Ann Arbor /Ypsilanti Reads announces selection for 2012
The book is the autobiography of Daniel Tammet, an autistic savant.
Ann Arbor/Ypsilanti Reads is a program that encourages everyone in the community to read the same book. A variety of discussions and other events are planned around the chosen book.
A screening committee made of community members, teachers, students and librarians from the Ann Arbor/Ypsilanti area read each of three nominees to choose the book for next year's read, planned for January and February. The 2012 edition will be the 10th annual community read in this area.
Following is the full announcement from the organizers:
"Born On A Blue Day: Inside The Extraordinary Mind Of An Autistic Savant," the New York Times bestselling autobiography of an amazing 27-year-old autistic savant, is the title selected as the focus of Ann Arbor/Ypsilanti Reads 2012. Written by Daniel Tammet, the book chronicles his life, from his childhood as one of nine children to his outstanding and inspiring achievements as an adult.
A seven-member selection team composed of community members, educators, and librarians from the Ann Arbor/Ypsilanti area chose the book Monday night from a group of three titles, all of which centered on the subject of Language: How We Communicate. The selection team, which quickly reached a unanimous decision, was chaired by Barbara Klaver, Ann Arbor Public Schools teacher.
The other titles under consideration were "Lost In Translation: A Life In A New Language" by Eva Hoffman and "A Man Without Words" by Susan Schaller.
"Born on a Blue Day" is a journey into one of the most fascinating minds alive today—guided by the owner himself. Daniel Tammet is virtually unique among people who have severe autistic disorders in that he is capable of living a fully independent life and able to explain what is happening inside his head.
He sees numbers as shapes, colors, and textures, and he can perform extraordinary calculations in his head. He can learn to speak new languages fluently, from scratch, in a week. In 2004, he memorized and recited more than 22,000 digits of pi, setting a record. He has savant syndrome, an extremely rare condition that gives him the most unimaginable mental powers, much like those portrayed by Dustin Hoffman in the film Rain Man.
Fascinating and inspiring, "Born on a Blue Day" explores what it's like to be special and gives us an insight into what makes us all human—our minds.
Daniel Tammet is a writer, linguist and educator. A 2007 poll of 4,000 Britons named him as one of the world's "100 living geniuses". He is the creator of 'Optimnem', a website company that has provided language learning instruction to thousands around the globe. His memoir Born On A Blue Day describing his life with high-functioning autistic savant syndrome was a Sunday Times (UK) and New York Times bestseller. It has sold over half a million copies worldwide, and been translated into 18 languages.

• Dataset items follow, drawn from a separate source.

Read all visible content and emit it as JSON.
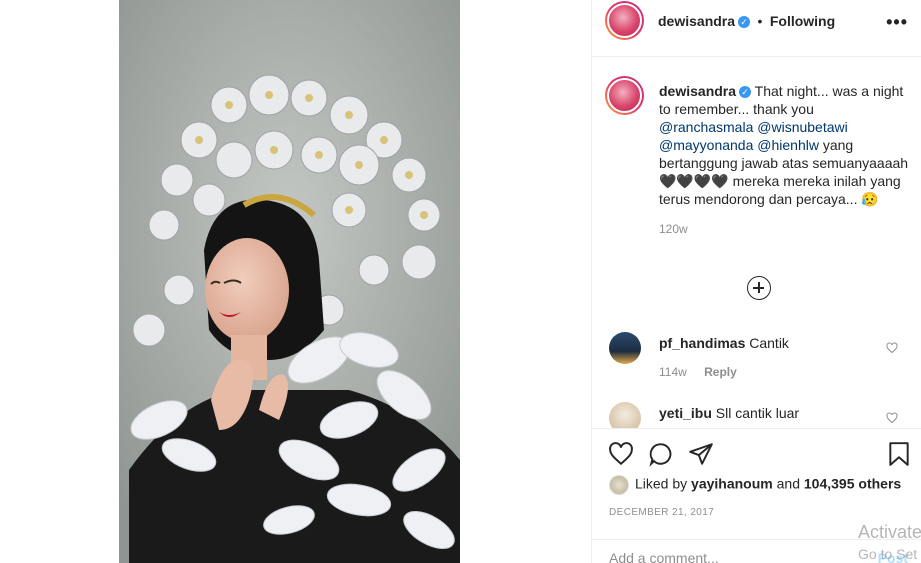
{
  "post": {
    "username": "dewisandra",
    "follow_status": "Following",
    "separator": "•",
    "verified_glyph": "✓",
    "caption": {
      "username": "dewisandra",
      "text_1": "That night... was a night to remember... thank you",
      "mentions": [
        "@ranchasmala",
        "@wisnubetawi",
        "@mayyonanda",
        "@hienhlw"
      ],
      "text_2": "yang bertanggung jawab atas semuanyaaaah",
      "hearts": "🖤🖤🖤🖤",
      "text_3": "mereka mereka inilah yang terus mendorong dan percaya...",
      "emoji_end": "😥",
      "time": "120w"
    },
    "comments": [
      {
        "username": "pf_handimas",
        "text": "Cantik",
        "time": "114w",
        "reply_label": "Reply"
      },
      {
        "username": "yeti_ibu",
        "text": "Sll cantik luar"
      }
    ],
    "likes": {
      "prefix": "Liked by",
      "user": "yayihanoum",
      "conjunction": "and",
      "others": "104,395 others"
    },
    "date": "DECEMBER 21, 2017",
    "add_comment_placeholder": "Add a comment...",
    "post_label": "Post"
  },
  "watermark": {
    "line1": "Activate",
    "line2": "Go to Set"
  },
  "colors": {
    "verified": "#3897f0",
    "mention": "#00376b",
    "muted": "#8e8e8e",
    "border": "#efefef"
  },
  "icons": [
    "more-options-icon",
    "verified-badge-icon",
    "add-circle-icon",
    "heart-icon",
    "comment-icon",
    "share-icon",
    "bookmark-icon"
  ]
}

Tammet is the subject of the 2005 award-winning documentary film "Brainman," which has been shown in more than 40 countries. He has also made appearances on the 'Late Show With David Letterman', 'ABC News', '60 Minutes', and 'Good Morning America', and been featured in the 'Times', 'Guardian', 'Telegraph', and 'Independent' (UK) 'New York Times', 'International Herald Tribune', 'The Advocate', 'Der Spiegel', and 'Le Monde' (front page) among many others.
Tammet set a European record on March 14th, 2004 when he recited the famous mathematical constant Pi (3.141...) to 22,514 decimal places from memory in a time of 5 hours, 9 minutes. His remarkable memory, mathematical and linguistic abilities have been studied by some of the world's leading neuroscientists at California's Center for Brain Studies and the UK's Cambridge Autism Research Centre.
His new book, "Embracing the Wide Sky: A Tour Across the Horizons of the Mind," is a personal and scientific exploration of how the brain works and the differences and similarities between savant and non-savant minds.
Ann Arbor/Ypsilanti Reads committee members have discussed book availability and copies of the title are now being shipped to area bookstores. Both the Ann Arbor District Library and the Ypsilanti District Library own copies of the title and will order more.
Ann Arbor/Ypsilanti Reads 2012 is scheduled to occur January through February 2012. There will be multiple opportunities for the community to become involved. An author appearance has been scheduled to take place at Washtenaw Community College on Thursday evening, January 19 at 7:30 p.m.